Lamb has worked for Dell for almost a decade, watching the global explosion of data and working to support the expansion of cloud infrastructure from cutting edge, niche technology to the foundation of modern digital society.
“There has been a shift towards the use of cloud for data warehouse architecture in recent years as the services and capabilities have matured,” he continues. “There are three primary drivers for organisations looking at cloud for data warehousing:
The inability to handle the speed and volume of multi-source data, especially IoT data;
The inability to find a single technological solution to collect, store, and organise data from disparate sources;
The inability to handle Big Data projects with a single database;
“The challenge is managing these data sources and only integrating the valuable data into the data warehouse.”
Walter Heck, CTO, HeleCloud, Netherlands
“The more data businesses gather, the more information they have at their disposal.

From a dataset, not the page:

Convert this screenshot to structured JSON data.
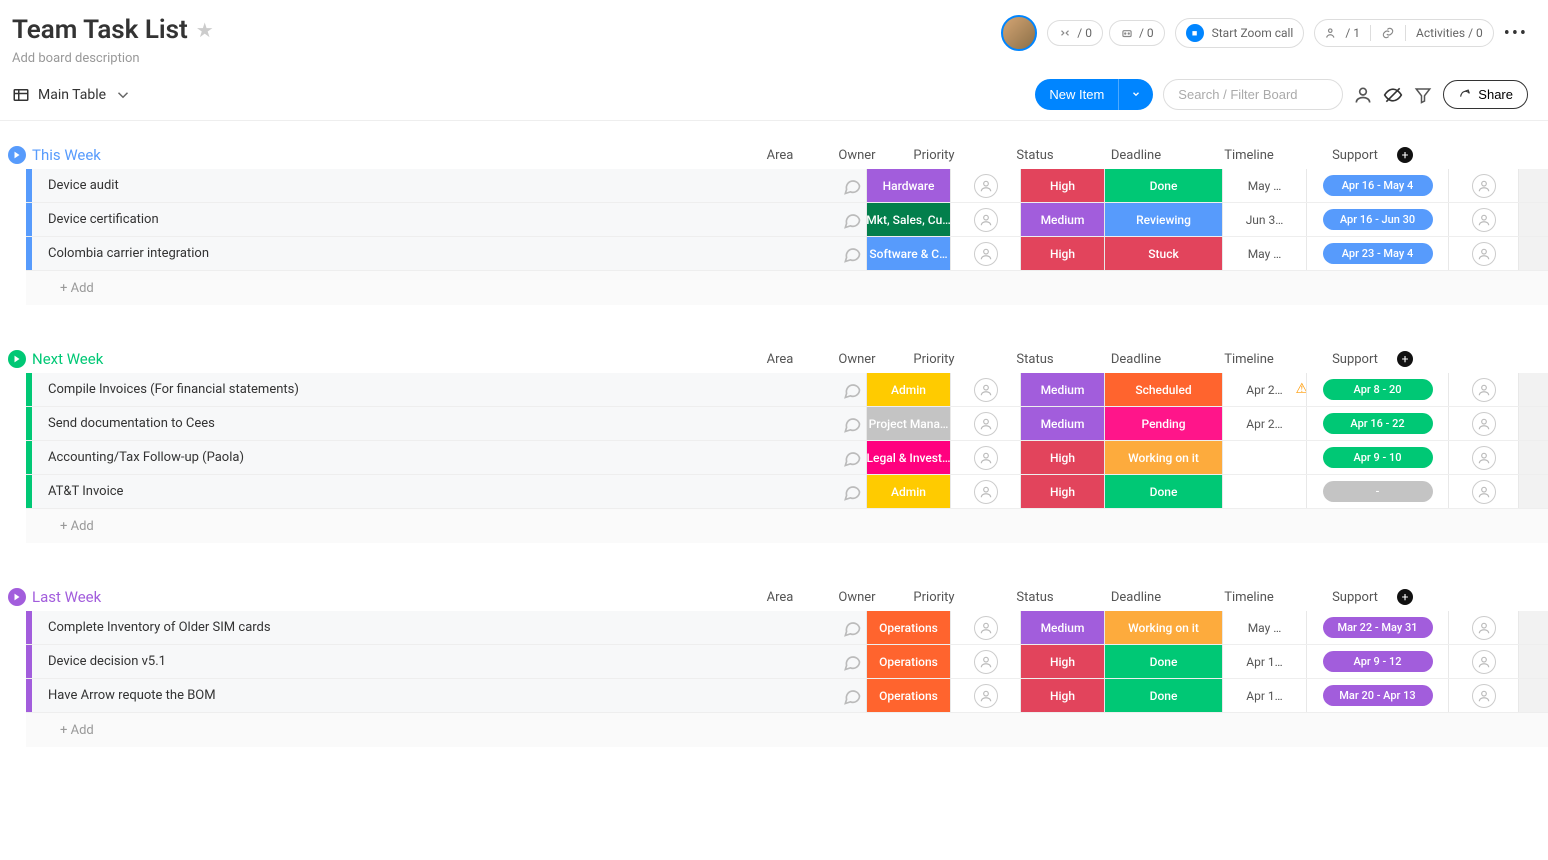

In a digital world, this is a great asset. But, with more data comes more responsibility. Businesses process and store thousands, millions, sometimes even billions of transactions each day, all of which need to be managed securely and effectively. The ability to store large quantities of data is being made increasingly possible by creating data warehouses,” says Heck, who took on his current role at the Amazon Web Services (AWS) Advanced Consulting Partner in August.
Heck has seen data warehouses grow dramatically in both size and complexity over the past year. He notes that the trend is spurring a large number of enterprises to closely investigate the possibilities of new generations of cloud and data management infrastructure, particularly those that are backed by machine learning and AI which allow companies to more accurately manipulate and understand their data.
The change, Heck believes, could not have come at a better time.
“Despite widespread talk of digital transformation, many companies across the globe still do not optimally use the data available to them. This is because data tends to sit undiscovered in silos across these businesses,” he explains. “That said, businesses are starting to wake up to this reality. As such, we are likely to see organisations start organising their approach to managing data. This is a good thing. With the introduction of 5G and the evolution of edge computing, data volumes are likely to explode to unprecedented levels in the next few years. This means that data warehousing needs to be flexible enough to scale based on volume as well as integrate the many different data types for analysis.”
A flexible future in the cloud
The mass migration of the modern enterprise to the cloud may even see CTOs and digital executives move their organisations beyond the concept of the data centre altogether. Rather than storing data in warehouses, solutions that provide even more immediate access as a flexible service are becoming the object of demand for industry leaders. Regardless, the days of on-premises legacy systems are ending, and companies need to look to the future if they expect to survive and thrive in a future where the accumulated digital universe is predicted to expand from 4.4 zettabytes at the start of this year to more than 44 zettabytes in 2020. Data is the future, and in the future only the flexible will survive.